Viral or "aseptic meningitis can rarely occur with HFMD. Viral meningitis causes fever, headache, stiff neck, or back pain. The condition is usually mild and clears without treatment; however, some patients may need to be hospitalized for a short time.
Other more serious diseases, such as encephalitis (swelling of the brain) or a polio-like paralysis, result even more rarely. Encephalitis can be fatal.
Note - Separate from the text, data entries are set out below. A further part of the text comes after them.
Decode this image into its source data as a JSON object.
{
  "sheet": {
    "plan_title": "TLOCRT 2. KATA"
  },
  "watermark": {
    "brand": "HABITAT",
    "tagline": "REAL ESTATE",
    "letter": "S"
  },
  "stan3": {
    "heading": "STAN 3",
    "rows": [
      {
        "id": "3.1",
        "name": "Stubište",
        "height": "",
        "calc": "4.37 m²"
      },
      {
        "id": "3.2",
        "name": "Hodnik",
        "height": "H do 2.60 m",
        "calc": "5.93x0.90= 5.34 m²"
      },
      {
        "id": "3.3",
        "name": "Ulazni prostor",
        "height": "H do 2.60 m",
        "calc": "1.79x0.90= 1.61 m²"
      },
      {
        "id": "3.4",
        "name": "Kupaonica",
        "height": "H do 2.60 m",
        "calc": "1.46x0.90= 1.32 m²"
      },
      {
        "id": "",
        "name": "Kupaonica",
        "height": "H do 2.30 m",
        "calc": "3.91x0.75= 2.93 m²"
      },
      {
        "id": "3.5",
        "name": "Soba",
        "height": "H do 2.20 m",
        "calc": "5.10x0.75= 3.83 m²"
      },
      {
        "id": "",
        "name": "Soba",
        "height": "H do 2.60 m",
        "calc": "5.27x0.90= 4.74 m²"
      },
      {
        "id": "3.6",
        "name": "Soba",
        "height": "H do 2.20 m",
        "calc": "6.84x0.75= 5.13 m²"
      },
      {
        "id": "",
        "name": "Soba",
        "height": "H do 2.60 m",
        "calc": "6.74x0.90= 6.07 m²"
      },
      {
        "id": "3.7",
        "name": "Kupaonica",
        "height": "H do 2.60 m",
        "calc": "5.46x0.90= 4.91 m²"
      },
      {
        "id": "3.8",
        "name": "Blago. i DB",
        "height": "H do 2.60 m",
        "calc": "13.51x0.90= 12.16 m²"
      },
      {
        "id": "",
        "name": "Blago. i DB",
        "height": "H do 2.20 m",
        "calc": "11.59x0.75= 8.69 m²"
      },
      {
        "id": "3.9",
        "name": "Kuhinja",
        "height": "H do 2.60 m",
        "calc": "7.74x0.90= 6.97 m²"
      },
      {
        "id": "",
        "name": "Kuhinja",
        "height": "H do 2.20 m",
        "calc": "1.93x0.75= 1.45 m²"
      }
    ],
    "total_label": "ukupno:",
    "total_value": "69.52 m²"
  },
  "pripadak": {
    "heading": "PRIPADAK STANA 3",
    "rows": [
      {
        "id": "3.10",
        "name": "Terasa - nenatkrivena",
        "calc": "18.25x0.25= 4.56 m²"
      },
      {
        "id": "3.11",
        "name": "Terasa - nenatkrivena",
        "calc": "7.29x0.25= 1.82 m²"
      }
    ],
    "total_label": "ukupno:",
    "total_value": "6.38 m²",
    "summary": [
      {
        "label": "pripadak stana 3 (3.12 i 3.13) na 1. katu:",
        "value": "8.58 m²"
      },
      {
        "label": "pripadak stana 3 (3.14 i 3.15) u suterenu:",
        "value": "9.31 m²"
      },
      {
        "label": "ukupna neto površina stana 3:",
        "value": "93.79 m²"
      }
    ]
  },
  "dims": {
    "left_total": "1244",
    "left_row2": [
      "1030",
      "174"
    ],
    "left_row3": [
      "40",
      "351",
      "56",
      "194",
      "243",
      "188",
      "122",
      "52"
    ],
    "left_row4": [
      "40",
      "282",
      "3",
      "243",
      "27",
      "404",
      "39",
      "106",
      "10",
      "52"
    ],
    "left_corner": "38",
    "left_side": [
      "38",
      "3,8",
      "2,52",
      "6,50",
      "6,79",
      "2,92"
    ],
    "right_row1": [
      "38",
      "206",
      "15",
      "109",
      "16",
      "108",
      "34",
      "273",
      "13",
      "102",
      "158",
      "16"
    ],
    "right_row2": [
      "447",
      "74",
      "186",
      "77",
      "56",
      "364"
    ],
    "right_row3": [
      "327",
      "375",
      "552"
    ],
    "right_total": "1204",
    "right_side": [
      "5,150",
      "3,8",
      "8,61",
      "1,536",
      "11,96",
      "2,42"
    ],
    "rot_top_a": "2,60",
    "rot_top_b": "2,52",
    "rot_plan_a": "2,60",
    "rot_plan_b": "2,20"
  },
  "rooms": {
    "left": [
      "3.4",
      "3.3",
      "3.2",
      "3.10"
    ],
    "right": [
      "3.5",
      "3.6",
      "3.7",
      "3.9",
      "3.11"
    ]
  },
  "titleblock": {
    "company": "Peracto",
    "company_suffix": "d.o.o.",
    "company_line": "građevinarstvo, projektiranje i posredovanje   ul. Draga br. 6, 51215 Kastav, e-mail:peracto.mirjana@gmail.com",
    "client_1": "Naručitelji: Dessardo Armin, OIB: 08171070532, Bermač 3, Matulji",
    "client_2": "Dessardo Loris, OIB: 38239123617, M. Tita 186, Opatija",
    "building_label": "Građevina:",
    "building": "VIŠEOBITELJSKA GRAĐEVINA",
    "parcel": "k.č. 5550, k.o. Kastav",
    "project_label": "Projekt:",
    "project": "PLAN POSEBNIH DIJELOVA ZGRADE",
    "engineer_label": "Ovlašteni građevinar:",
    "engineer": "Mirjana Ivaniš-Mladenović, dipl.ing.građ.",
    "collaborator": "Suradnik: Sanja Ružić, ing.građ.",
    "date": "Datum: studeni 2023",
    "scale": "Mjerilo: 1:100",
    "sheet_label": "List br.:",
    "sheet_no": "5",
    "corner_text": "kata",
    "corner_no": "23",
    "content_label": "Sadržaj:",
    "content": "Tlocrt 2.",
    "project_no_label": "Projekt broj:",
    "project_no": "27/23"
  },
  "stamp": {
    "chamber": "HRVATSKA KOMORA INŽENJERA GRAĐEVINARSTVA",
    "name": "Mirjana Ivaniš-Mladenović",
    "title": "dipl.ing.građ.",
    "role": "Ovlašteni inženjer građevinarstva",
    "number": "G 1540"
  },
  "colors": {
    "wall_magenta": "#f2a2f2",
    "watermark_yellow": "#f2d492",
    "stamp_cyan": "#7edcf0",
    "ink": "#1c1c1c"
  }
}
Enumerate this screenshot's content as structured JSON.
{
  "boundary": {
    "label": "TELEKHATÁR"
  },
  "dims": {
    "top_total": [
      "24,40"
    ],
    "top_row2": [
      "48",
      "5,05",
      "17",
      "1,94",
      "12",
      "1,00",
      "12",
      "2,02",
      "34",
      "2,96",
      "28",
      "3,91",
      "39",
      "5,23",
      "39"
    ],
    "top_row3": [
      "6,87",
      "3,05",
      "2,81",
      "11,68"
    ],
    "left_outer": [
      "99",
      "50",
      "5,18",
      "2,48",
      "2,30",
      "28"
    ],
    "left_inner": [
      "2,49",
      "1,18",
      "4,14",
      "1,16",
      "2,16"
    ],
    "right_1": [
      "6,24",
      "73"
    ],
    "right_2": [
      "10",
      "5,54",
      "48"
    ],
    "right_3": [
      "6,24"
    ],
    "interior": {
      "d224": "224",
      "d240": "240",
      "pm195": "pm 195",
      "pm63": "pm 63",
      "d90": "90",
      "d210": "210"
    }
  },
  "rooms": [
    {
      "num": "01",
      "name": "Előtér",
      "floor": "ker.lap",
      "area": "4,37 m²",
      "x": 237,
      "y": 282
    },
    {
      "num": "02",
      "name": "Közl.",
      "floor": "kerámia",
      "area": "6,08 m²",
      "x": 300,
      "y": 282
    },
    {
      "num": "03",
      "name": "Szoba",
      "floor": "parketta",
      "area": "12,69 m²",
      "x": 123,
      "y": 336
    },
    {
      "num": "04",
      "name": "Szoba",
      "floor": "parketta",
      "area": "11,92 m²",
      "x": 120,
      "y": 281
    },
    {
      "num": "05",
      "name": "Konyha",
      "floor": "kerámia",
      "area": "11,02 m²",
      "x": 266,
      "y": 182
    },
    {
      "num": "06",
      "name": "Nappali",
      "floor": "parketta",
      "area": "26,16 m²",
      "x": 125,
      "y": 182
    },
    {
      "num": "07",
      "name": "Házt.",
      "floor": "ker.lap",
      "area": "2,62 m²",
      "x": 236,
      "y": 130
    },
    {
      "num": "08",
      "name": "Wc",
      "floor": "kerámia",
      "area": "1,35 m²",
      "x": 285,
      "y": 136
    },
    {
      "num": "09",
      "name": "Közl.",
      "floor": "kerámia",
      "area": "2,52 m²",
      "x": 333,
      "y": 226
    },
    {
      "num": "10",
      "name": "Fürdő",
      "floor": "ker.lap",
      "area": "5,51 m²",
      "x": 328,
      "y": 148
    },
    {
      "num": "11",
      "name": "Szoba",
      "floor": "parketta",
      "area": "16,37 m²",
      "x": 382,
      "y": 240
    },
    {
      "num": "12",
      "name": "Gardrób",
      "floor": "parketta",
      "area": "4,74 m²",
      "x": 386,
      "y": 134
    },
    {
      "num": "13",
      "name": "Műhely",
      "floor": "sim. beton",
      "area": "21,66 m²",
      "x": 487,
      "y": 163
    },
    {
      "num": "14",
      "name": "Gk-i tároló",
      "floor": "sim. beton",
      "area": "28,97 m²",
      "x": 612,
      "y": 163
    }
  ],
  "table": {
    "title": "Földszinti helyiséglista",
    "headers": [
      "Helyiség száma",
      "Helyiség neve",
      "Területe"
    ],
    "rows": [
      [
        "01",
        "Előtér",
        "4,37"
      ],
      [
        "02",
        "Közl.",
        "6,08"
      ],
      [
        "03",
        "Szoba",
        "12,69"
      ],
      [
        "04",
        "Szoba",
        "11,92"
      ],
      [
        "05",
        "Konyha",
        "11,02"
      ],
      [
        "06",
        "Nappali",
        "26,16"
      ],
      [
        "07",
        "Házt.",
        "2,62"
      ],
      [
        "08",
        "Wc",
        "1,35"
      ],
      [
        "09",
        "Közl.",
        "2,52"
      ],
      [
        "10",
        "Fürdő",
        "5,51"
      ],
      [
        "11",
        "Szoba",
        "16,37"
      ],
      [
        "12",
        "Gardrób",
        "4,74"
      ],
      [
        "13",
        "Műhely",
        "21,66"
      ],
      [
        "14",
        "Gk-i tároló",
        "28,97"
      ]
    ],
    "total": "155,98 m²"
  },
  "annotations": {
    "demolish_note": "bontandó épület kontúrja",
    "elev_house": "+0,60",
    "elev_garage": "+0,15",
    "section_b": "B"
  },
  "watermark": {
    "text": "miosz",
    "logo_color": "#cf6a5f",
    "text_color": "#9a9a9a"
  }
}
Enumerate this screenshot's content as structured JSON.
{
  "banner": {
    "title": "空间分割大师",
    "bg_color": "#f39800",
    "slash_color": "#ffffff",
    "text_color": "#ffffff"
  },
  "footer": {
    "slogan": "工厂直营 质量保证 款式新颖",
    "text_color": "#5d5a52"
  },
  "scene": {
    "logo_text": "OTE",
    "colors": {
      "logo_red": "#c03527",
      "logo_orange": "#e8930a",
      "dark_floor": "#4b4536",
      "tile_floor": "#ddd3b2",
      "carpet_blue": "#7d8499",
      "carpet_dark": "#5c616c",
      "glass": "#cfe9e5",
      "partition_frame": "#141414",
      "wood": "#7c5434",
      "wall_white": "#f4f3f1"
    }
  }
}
There have been reports of fingernail and toenail loss occurring mostly in children within 4 weeks of their having hand, foot, and mouth disease (HFMD). At this time, it is not known whether the reported nail loss is or is not a result of the infection. However, in the reports reviewed, the nail loss has been temporary and nail growth resumed without medical treatment.

Trends and Statistics

Individual cases and outbreaks of HFMD occur worldwide. In temperate climates, cases occur more often in summer and early autumn.
Since 1997, outbreaks of HFMD caused by enterovirus 71 have been reported in Asia and Australia.
HFMD caused by coxsackievirus A16 infection is a mild disease. Nearly all patients recover in 7 to 10 days without medical treatment.
HFMD caused by enterovirus 71 has shown a higher incidence of neurologic (nervous system) involvement.
Fatal cases of encephalitis (swelling of the brain) caused by enterovirus 71 have occurred during outbreaks.